Still, the reported $US145 billion shortfall was the largest December deficit on record, according to a senior Treasury official.

A key factor was the shifting of benefit payments. Around $US32 billion ($A48 billion) in January 2026 benefit payments were pulled forward into December because the new year began on a weekend. By contrast, $US51 billion ($A76 billion) in December 2024 benefit payments had been pushed into other months, exaggerating the year-on-year comparison.

The report also suggested that revenue growth from President Donald Trump’s tariffs may be losing momentum. Net customs receipts in December totalled $US27.9 billion ($A41.8 billion), down from the low $US30 billion ($A45 billion) range recorded in recent months, though still far above the $US6.8 billion ($A10.2 billion) collected in December 2024.

For the first three months of fiscal 2026, which began on October 1, net customs receipts reached $US90 billion ($A135 billion), a dramatic increase from $US20.8 billion ($A31.1 billion) in the same period a year earlier.

However, the outlook for tariff revenue remains uncertain. The Trump administration implemented tariff-cutting trade deals in November, including 10 percentage-point reductions on imports from China and South Korea, moves that are expected to weigh on future collections. In addition, the Supreme Court is expected to rule soon on legal challenges to Trump’s use of emergency sanctions law to impose tariffs. A ruling against the administration could further reduce customs receipts.

On the spending side, military outlays jumped sharply in December, reaching $US98 billion ($A147 billion). That was $US20 billion ($A30 billion), or 25 per cent, higher than a year earlier. Treasury said the increase was partly due to the resumption of defence payments delayed by a government shutdown in October.

Broader fiscal trends were more mixed. The deficit for the first three months of fiscal 2026 totalled $US602 billion ($A901 billion), which was $US109 billion ($A163 billion), or 15 per cent, lower than the same period a year earlier. Treasury attributed the improvement to record receipts, even as outlays also reached unprecedented levels.

Fiscal year-to-date receipts rose to $US1.225 trillion ($A1.834 trillion), up $US142 billion ($A213 billion), or 13 per cent, from a year earlier — a record for the period.
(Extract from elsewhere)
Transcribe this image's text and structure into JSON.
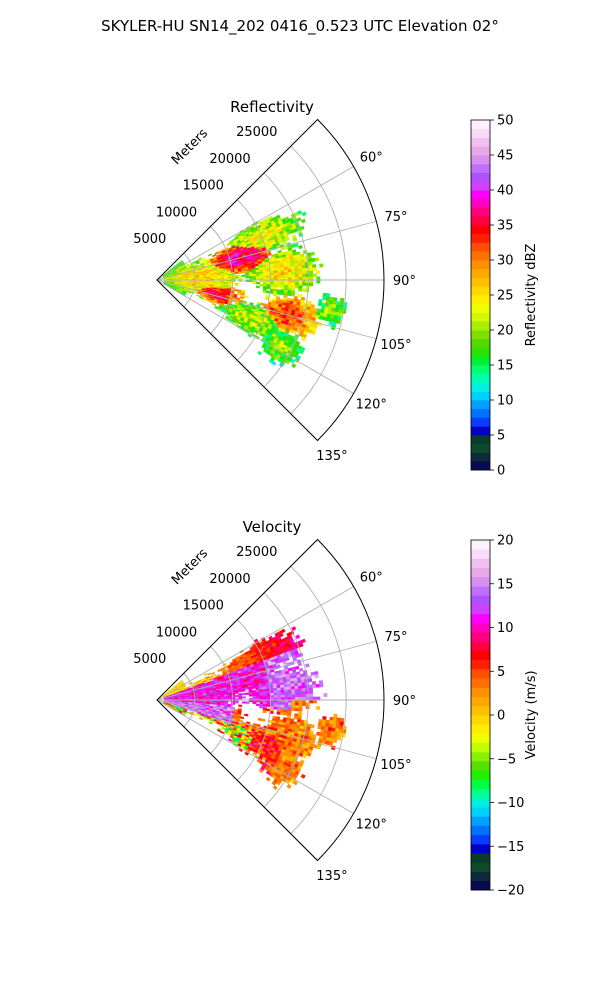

Treasury said collections were boosted in part by tax payments delayed last year due to California wildfires.

At the same time, outlays for the first three months of fiscal 2026 climbed to a record $US1.827 trillion ($A2.735 trillion), up $US33 billion ($A49 billion), or 2.0 per cent, from the year-earlier period. Spending growth was driven by increases in Social Security and healthcare programs, as well as higher interest costs on the national debt.

Net interest payments rose $US46 billion ($A69 billion), or 15 per cent, from a year earlier to $US355 billion ($A531 billion). A Treasury official said the increase was largely due to the expanding debt load, noting that the weighted average interest rate on Treasury debt in December was 3.32 per cent, only slightly above the 3.28 per cent recorded a year earlier.

The figures underscore the ongoing tension between robust revenue growth and persistent spending pressures, with debt servicing costs continuing to climb as the federal balance sheet expands.